Rebuilding my dotfiles
All of this discovery and new found ideas prompted me to rm -rf ~/dotfiles
, which are stored on GitHub, but still. You get the idea, I started my dotfiles again. Mostly. Go peruse my new dotfiles if you so wish.
I discovered vim-sensible after a quick check up on tpope’s recent shenanigans. This is like the plugin equivalent of set nocompatible
, it switches on so many basic things that every configuration should have anyway. I highly recommend it as a starting point for any new Vim configuration. I found my core Vim configuration shrink considerably since this handles pretty much everything for me.

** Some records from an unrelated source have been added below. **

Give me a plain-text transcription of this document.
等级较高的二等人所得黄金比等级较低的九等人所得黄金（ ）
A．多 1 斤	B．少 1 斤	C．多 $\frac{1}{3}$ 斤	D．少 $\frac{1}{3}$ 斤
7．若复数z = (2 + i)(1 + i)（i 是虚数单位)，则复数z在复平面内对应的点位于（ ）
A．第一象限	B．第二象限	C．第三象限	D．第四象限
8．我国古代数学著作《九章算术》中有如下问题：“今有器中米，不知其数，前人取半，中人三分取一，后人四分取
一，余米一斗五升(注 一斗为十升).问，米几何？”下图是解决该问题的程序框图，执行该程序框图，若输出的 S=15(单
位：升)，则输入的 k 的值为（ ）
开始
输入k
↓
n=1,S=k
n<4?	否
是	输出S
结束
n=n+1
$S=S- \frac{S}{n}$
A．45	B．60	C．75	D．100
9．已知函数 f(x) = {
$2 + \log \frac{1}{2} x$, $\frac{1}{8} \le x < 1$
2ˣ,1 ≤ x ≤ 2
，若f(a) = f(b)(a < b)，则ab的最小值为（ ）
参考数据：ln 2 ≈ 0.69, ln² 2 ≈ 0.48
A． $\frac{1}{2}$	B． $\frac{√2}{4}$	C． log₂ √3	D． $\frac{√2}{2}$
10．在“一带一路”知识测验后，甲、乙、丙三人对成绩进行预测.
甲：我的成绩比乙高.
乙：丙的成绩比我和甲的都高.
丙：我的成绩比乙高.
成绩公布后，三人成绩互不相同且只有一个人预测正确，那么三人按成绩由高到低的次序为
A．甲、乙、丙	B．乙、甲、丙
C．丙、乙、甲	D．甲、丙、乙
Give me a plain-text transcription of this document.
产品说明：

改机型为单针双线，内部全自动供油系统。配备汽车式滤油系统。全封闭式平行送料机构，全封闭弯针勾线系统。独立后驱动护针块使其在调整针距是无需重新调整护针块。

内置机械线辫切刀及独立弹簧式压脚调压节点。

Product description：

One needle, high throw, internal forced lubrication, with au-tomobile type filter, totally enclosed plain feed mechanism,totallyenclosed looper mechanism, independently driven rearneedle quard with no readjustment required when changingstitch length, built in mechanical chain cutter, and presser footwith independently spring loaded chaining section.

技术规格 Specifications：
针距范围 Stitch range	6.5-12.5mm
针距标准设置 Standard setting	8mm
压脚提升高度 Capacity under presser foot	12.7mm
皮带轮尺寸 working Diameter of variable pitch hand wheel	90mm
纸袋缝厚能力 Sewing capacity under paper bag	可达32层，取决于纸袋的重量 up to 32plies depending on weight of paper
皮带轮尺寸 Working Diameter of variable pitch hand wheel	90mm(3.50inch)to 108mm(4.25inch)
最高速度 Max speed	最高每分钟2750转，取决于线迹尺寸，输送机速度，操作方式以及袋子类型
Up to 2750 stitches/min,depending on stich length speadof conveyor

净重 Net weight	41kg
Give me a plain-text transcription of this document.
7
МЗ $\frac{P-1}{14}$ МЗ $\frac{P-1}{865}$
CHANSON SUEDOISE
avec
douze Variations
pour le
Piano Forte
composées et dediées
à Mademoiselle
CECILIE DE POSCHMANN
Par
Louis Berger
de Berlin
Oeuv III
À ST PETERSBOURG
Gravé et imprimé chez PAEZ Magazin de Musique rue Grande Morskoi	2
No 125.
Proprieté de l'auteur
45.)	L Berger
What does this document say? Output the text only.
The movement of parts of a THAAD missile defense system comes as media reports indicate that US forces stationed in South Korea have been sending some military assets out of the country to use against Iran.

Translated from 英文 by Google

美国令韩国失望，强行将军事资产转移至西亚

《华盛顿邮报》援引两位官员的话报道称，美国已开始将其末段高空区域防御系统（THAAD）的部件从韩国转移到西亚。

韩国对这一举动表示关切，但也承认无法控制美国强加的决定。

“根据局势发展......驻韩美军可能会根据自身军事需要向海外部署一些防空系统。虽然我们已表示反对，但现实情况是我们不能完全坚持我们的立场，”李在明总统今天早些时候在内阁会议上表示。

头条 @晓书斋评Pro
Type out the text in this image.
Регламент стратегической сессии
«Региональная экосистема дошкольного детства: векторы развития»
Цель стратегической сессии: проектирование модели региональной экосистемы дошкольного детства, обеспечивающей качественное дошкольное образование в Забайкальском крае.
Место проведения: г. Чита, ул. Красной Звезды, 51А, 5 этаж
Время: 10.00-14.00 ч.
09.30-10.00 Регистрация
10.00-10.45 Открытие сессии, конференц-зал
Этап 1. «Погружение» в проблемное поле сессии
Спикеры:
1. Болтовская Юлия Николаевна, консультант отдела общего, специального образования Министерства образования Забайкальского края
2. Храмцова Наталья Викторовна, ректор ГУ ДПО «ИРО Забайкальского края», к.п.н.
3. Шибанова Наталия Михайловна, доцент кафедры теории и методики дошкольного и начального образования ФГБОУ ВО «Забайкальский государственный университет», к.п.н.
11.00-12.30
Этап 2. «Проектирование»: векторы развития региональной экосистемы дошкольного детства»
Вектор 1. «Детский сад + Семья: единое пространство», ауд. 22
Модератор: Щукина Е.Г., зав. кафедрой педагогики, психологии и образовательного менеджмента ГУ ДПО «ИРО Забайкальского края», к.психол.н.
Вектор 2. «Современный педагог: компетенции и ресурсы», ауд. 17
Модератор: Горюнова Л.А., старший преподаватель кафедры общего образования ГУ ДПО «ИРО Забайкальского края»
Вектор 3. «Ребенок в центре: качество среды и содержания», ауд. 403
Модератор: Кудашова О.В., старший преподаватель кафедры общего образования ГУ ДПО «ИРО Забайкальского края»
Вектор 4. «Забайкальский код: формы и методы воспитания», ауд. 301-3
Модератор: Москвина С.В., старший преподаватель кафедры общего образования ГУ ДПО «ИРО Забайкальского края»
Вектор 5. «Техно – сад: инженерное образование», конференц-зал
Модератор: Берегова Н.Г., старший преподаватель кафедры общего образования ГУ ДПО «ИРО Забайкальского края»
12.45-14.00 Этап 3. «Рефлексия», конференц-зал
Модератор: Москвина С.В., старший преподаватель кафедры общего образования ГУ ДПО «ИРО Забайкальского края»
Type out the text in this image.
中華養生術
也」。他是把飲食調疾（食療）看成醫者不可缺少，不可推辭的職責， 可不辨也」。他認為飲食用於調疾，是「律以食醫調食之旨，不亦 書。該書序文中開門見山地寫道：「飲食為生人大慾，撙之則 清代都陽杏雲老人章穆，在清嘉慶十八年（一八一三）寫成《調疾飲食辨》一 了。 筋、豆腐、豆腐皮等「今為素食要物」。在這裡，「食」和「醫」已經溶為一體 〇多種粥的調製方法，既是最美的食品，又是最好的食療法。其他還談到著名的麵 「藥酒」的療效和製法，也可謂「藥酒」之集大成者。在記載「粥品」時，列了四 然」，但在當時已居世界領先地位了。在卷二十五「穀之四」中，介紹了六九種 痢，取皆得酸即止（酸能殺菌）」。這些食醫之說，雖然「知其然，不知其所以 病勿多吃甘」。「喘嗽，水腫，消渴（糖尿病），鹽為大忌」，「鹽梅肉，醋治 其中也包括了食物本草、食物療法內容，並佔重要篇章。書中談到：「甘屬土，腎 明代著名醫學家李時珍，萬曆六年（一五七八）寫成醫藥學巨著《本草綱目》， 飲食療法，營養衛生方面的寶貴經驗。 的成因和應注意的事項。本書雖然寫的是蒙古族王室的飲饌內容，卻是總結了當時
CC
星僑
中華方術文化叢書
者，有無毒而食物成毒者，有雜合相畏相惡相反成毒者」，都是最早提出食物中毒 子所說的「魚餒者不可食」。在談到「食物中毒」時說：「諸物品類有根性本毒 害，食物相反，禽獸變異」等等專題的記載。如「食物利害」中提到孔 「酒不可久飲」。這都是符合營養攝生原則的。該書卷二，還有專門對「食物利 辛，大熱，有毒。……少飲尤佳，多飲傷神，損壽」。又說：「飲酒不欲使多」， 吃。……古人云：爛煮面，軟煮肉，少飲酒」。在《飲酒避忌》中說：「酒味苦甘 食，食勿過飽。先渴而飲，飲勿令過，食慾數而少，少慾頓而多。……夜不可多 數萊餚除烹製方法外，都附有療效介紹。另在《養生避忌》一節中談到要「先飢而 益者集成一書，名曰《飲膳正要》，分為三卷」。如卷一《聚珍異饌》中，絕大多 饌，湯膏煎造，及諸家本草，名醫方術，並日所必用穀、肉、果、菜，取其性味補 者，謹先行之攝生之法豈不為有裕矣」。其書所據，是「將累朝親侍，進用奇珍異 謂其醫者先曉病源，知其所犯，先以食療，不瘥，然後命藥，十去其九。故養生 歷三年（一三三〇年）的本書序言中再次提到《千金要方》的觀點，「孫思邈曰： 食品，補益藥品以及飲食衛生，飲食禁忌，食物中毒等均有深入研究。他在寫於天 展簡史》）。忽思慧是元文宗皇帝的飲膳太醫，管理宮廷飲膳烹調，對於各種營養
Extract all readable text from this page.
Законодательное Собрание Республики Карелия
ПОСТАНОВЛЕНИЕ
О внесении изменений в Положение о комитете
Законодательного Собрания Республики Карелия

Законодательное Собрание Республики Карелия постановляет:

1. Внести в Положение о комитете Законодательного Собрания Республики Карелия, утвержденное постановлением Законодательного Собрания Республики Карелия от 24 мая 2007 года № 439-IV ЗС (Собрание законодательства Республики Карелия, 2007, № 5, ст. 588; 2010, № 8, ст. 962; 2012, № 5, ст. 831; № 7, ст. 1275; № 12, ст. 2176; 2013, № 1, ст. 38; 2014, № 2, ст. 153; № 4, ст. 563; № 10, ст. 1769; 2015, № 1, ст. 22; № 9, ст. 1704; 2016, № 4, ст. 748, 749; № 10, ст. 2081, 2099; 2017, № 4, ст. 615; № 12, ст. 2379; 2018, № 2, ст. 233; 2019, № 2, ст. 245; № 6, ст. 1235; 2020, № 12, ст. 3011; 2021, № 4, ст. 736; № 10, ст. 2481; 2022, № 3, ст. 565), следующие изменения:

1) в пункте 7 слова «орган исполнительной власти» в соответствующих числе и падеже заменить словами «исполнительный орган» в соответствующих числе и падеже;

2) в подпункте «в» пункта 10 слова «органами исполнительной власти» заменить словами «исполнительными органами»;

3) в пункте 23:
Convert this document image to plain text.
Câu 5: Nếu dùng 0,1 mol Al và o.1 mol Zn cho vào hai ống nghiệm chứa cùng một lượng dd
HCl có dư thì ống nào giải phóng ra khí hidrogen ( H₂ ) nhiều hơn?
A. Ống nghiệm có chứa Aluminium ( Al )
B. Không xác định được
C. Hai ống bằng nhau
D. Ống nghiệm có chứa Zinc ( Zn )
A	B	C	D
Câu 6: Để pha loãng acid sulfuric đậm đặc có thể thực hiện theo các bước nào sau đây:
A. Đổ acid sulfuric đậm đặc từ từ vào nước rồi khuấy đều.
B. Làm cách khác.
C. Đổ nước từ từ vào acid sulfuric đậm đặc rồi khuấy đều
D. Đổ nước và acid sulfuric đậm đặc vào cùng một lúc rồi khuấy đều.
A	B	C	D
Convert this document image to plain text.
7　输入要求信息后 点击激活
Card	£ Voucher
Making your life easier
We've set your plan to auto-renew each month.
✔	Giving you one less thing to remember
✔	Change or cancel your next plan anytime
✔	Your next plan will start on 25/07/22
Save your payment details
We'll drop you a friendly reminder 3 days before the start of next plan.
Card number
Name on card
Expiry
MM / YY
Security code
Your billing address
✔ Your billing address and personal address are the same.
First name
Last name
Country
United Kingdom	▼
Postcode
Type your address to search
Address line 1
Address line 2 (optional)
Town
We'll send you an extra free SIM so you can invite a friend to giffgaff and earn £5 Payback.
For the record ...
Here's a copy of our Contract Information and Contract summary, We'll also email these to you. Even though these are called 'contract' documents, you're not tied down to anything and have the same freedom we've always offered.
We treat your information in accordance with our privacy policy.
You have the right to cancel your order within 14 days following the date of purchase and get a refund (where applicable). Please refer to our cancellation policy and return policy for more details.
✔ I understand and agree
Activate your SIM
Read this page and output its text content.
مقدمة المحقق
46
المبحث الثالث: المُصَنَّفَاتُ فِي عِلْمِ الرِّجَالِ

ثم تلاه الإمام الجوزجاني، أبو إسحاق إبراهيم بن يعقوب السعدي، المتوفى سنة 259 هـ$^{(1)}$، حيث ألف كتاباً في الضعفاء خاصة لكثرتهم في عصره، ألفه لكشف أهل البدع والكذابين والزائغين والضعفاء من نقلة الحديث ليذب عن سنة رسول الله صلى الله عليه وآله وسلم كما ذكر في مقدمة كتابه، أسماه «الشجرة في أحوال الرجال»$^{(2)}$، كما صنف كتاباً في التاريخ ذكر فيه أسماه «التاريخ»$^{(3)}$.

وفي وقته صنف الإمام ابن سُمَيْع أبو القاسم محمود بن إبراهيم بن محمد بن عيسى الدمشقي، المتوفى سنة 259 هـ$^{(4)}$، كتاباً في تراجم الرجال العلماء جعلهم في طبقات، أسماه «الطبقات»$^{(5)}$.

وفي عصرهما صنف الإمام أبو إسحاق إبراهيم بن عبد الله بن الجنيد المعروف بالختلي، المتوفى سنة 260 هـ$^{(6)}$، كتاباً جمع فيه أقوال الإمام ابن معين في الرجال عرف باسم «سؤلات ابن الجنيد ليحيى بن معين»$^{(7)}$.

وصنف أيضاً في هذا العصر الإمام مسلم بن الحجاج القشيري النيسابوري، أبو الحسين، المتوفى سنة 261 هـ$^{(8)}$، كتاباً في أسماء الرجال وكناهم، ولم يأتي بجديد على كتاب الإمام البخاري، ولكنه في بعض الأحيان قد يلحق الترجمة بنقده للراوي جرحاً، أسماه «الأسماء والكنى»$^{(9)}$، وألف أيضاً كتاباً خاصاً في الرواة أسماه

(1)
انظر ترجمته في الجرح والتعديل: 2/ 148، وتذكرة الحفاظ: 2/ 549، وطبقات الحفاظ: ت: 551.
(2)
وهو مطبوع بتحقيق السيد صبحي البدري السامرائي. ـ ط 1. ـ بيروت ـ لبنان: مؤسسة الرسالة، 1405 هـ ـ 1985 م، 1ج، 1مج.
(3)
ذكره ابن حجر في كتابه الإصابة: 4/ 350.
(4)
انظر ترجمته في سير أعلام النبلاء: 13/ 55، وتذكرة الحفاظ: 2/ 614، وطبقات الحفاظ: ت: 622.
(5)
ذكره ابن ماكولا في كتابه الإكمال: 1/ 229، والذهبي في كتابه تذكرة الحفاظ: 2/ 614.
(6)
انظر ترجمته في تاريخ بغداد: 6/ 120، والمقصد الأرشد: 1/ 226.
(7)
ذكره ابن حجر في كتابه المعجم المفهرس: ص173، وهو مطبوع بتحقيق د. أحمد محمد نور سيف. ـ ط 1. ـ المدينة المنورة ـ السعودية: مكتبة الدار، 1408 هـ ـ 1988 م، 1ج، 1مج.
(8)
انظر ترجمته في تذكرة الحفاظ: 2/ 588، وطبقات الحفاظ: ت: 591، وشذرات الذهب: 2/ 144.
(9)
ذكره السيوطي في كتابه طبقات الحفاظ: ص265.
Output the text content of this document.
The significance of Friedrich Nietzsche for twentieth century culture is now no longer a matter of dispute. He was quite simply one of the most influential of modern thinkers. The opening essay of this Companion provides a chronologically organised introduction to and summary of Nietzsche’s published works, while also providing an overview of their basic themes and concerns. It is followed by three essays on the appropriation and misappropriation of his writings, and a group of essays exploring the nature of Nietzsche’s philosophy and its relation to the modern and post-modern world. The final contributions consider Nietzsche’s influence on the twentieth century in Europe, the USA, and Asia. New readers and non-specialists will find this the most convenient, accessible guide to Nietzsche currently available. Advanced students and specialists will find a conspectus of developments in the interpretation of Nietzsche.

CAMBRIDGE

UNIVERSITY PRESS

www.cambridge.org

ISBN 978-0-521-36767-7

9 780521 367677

As you’ll be able to see from my repository, I’ve also swapped to a very modular configuration system. I have a few directories where every Vim Script file is automatically sourced for easy grouping of settings. I did this in my previous setup too, but I’ve taken it a step further by doing it for bundles too. If I create a file in a certain directory with the same name as a currently installed bundle, it’ll be sourced at the appropriate time.
On the subject of bundles, I also swapped from Vundle to NeoBundle. It originally started as a fork but the underlying principals of it appear to be slowly shifting away from it’s parent project. I like the parallelism among other things. It’s definitely a lot quicker, obviously. It delegates to vimproc to get those installs running in parallel, which is worth the required make
command after installation.
One key point of this new setup is the fact that it can be installed and linked in with a single bash script. It works incredibly well, check out the readme for more detailed information on the inner workings of my new tooling.
Please copy things
This is what I hope others will obtain from this post and the actual repository: Take as much as you can from my work, fork if you wish. Just please learn something from it. This is like spring cleaning for my tools, I can’t wait to refine them over the coming year, especially Vim. I want my changes to inspire others to improve their tooling too.
Our dotfiles grow and adapt with us, organically, after long enough the fundamental principals need updating which prompts a rebuild such as mine. It’s refreshing and exciting, I wonder what my next rewrite, possibly years from now, will look like.